Rezension Lexika (2002)

Lexikonredaktion des Brockhaus-Verlag (Ed.). (2001):

Der Brockhaus Psychologie. Fühlen, Denken und Verhalten verstehen.

Mannheim: F.A. Brockhaus (704 Seiten, 49,95 €; ISBN 3-7653-0591-X).

Wenninger, G. (Ed.). (2000):

Lexikon der Psychologie in fünf Bänden. Erster Band A bis E.

Heidelberg: Spektrum Akademischer Verlag (457 Seiten, Subskriptionspreis bis 31.10.2002: 595 € bei Abnahme aller 5 Bände; ISBN 3-8274-0312-X).

Von Joachim Funke

Aus Psychologie Heute, 2002, Mai-Heft, Seite 81.

Lexika in Zeiten des Internet?

Wissen Sie, was Alkoholembryopathie ist? Mit ein bisschen Latein- und Griechischkenntnissen käme man vielleicht zur Lösung (alkoholbedingte Schädigungen des Embryos), aber was ist Algolagnie, wovon in einem Gutachten einer Kollegin die Rede war? Die psychologische Fachsprache ist doch umfassender als mancher denkt, und so zeigt erst ein Blick ins Lexikon, dass Lustgewinn durch Schmerz gemeint ist (oder, wie es im Internet bei www.so-erotisch.de heisst: Lust unter Schmerzen - der erste von 376 Google-Treffern zum Suchwort).

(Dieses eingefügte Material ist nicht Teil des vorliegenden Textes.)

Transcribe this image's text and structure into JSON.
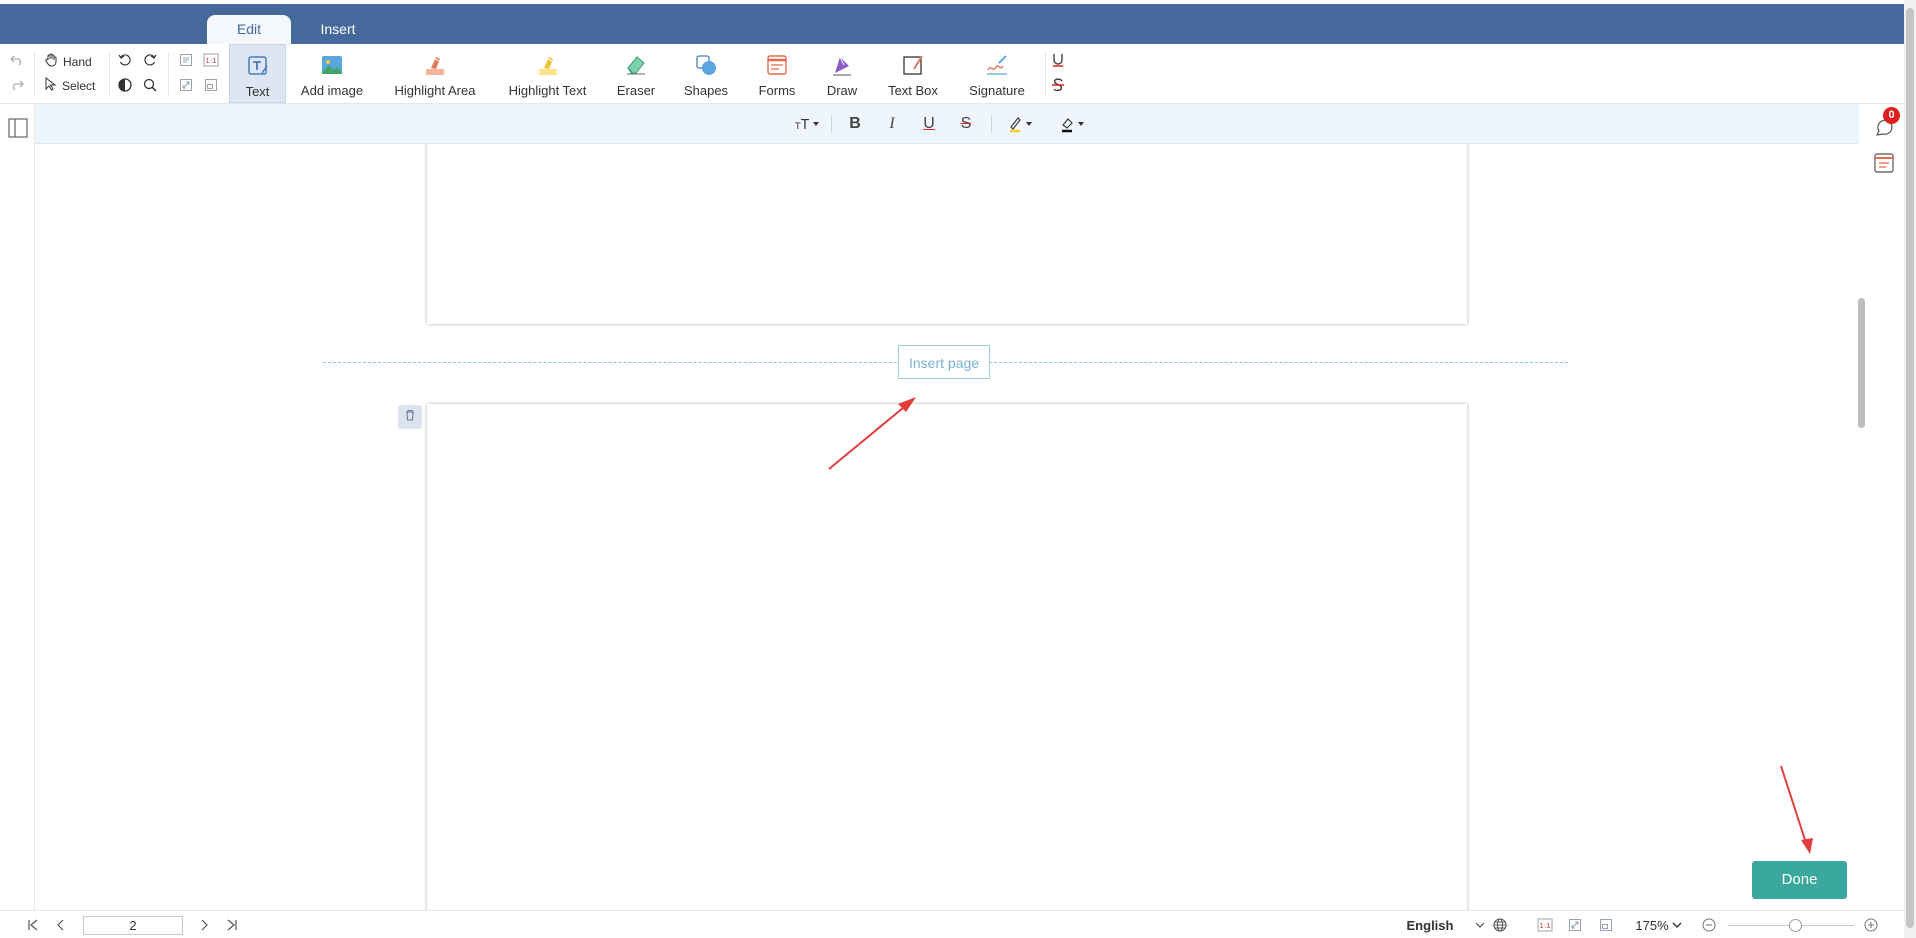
{
  "tabs": [
    {
      "label": "Edit",
      "active": true
    },
    {
      "label": "Insert",
      "active": false
    }
  ],
  "toolbar": {
    "hand_label": "Hand",
    "select_label": "Select",
    "tools": [
      {
        "label": "Text",
        "icon": "text-tool-icon",
        "selected": true
      },
      {
        "label": "Add image",
        "icon": "image-icon"
      },
      {
        "label": "Highlight Area",
        "icon": "highlight-area-icon"
      },
      {
        "label": "Highlight Text",
        "icon": "highlight-text-icon"
      },
      {
        "label": "Eraser",
        "icon": "eraser-icon"
      },
      {
        "label": "Shapes",
        "icon": "shapes-icon"
      },
      {
        "label": "Forms",
        "icon": "forms-icon"
      },
      {
        "label": "Draw",
        "icon": "draw-icon"
      },
      {
        "label": "Text Box",
        "icon": "text-box-icon"
      },
      {
        "label": "Signature",
        "icon": "signature-icon"
      }
    ],
    "small_fit_label": "1:1"
  },
  "format_bar": {
    "font_size_icon": "font-size-icon",
    "bold": "B",
    "italic": "I",
    "underline": "U",
    "strikethrough": "S"
  },
  "document": {
    "insert_page_label": "Insert page"
  },
  "done_label": "Done",
  "comments_badge": "0",
  "bottom": {
    "current_page": "2",
    "language": "English",
    "fit_label": "1:1",
    "zoom": "175%"
  },
  "colors": {
    "header": "#44699a",
    "accent": "#3aa89f",
    "highlight_yellow": "#f2d21b",
    "badge_red": "#e02020"
  }
}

Zwei ungleiche, schwergewichtige Schwestern liegen vor mir: das einbändige, farbige Brockhaus-Lexikon Psychologie (BLP) sowie der erste Band (von 4 plus 1 Registerband) des schwarz-weissen Psychologie-Lexikons vom Spektrum-Verlag (PLS). Wer nicht ständig Internet-Zugang hat, wird bei der Sinnsuche hier vielleicht fündig - aber eben nur vielleicht: Während die Alkoholembryopathie von beiden Schwestern erläutert wird (bei PLS geht das Stichwort ein bisschen unter im Kontext von 20 alkoholbezogenen Einträgen im Vergleich zu 6 bei BLP, wo zusätzlich eine Farbgrafik die 14 häufigsten Missbildungen ihrer Häufigkeit nach aufführt), ist die Algolagnie nur PLS bekannt. Also doch gleich ins Internet?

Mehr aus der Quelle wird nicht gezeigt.